The girls had gone to the school disco and Ben was hopeful. Maureen was in the sitting room watching the News. He joined her at the closing music and was about to switch the television off.
‘Leave that on,’ she said. ‘I’ve some ironing to do.’
Maureen went out and came back with a plastic barrel of washed clothes.
‘What channel?’
‘UTV.’
‘Ulster television?’ His voice was high with incredulity. She set up her ironing board with a clank and a metallic screech.
‘It’s a programme about Donegal.’
‘No need to be so defensive,’ he said. He went to her and kissed her, held her in his arms for a long time, caressed the D curve of her stomach – she was six months gone. The steam iron sighed as it heated.
Ben sat down. After a while he said, ‘When will it be over?’
‘Half past. And the answer is no.’
Ben laughed. ‘You can’t get more pregnant.’
The ironing board creaked.
‘I have too much to do.’
‘Like what?’
‘The fact that you don’t even know means that you have no idea what’s involved.’
‘Anything I can help with?’
‘Not really.’ The iron clicked against the button of a shirt. ‘How’s Aunt Norah?’
‘Fine.’
Since her operation Ben called in most days to his Aunt’s house to check on her.

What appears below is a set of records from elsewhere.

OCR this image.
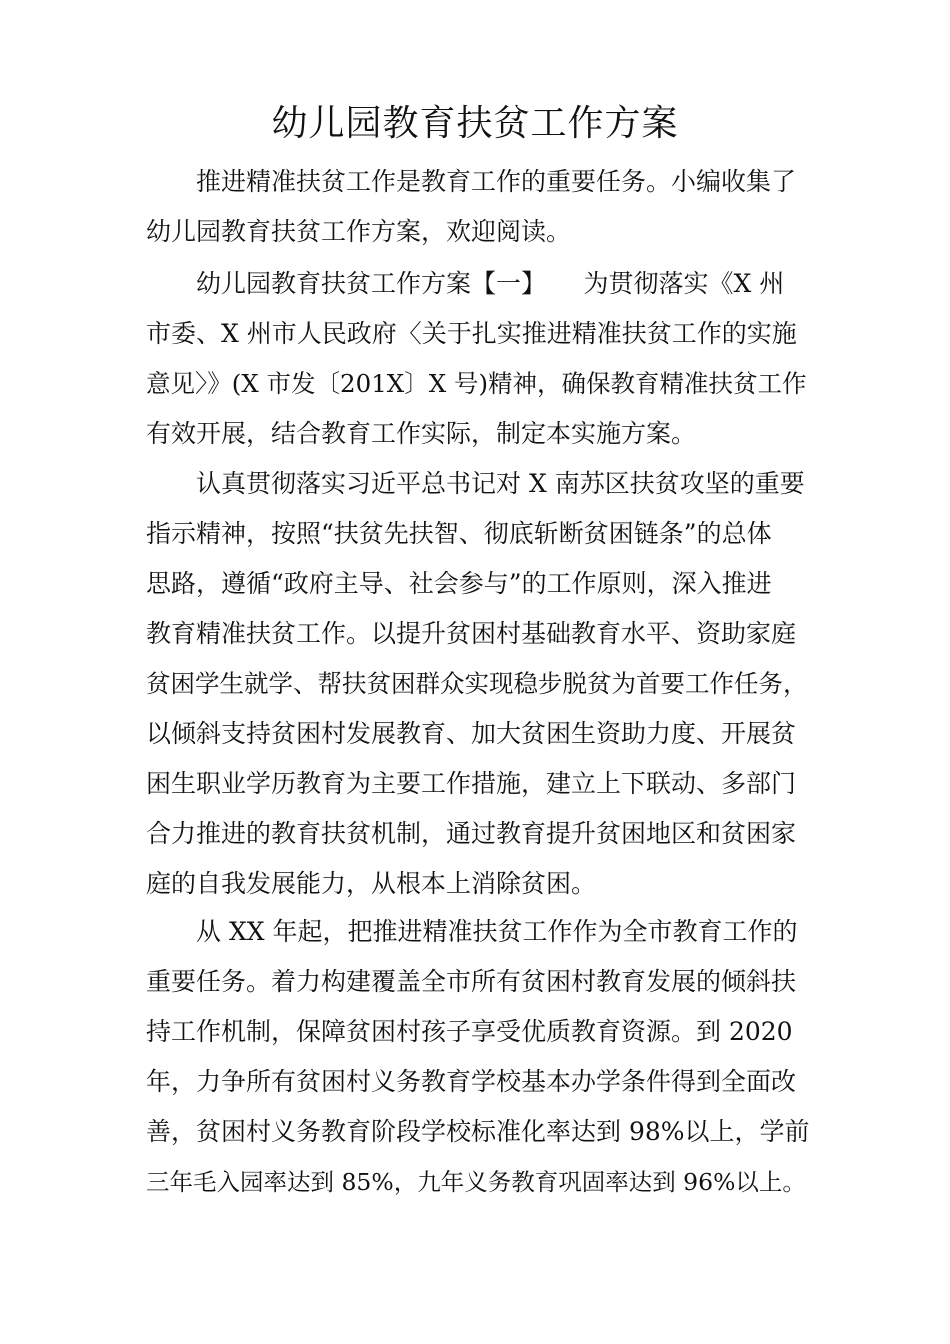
幼儿园教育扶贫工作方案
推进精准扶贫工作是教育工作的重要任务。小编收集了
幼儿园教育扶贫工作方案，欢迎阅读。
幼儿园教育扶贫工作方案【一】　　为贯彻落实《X 州
市委、X 州市人民政府〈关于扎实推进精准扶贫工作的实施
意见〉》(X 市发〔201X〕X 号)精神，确保教育精准扶贫工作
有效开展，结合教育工作实际，制定本实施方案。
认真贯彻落实习近平总书记对 X 南苏区扶贫攻坚的重要
指示精神，按照“扶贫先扶智、彻底斩断贫困链条”的总体
思路，遵循“政府主导、社会参与”的工作原则，深入推进
教育精准扶贫工作。以提升贫困村基础教育水平、资助家庭
贫困学生就学、帮扶贫困群众实现稳步脱贫为首要工作任务，
以倾斜支持贫困村发展教育、加大贫困生资助力度、开展贫
困生职业学历教育为主要工作措施，建立上下联动、多部门
合力推进的教育扶贫机制，通过教育提升贫困地区和贫困家
庭的自我发展能力，从根本上消除贫困。
从 XX 年起，把推进精准扶贫工作作为全市教育工作的
重要任务。着力构建覆盖全市所有贫困村教育发展的倾斜扶
持工作机制，保障贫困村孩子享受优质教育资源。到 2020
年，力争所有贫困村义务教育学校基本办学条件得到全面改
善，贫困村义务教育阶段学校标准化率达到 98%以上，学前
三年毛入园率达到 85%，九年义务教育巩固率达到 96%以上。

It was just around the corner from his work. She nearly always had a bowl of soup for him. Over his lunch he read the paper. That day in the obituary columns he’d read of the death of Dawson Orr. He hadn’t told Maureen yet because such news could create uncertainty. Everything would become unpredictable and it was an extremely rare event for the two girls to be out together. He could tell her afterwards.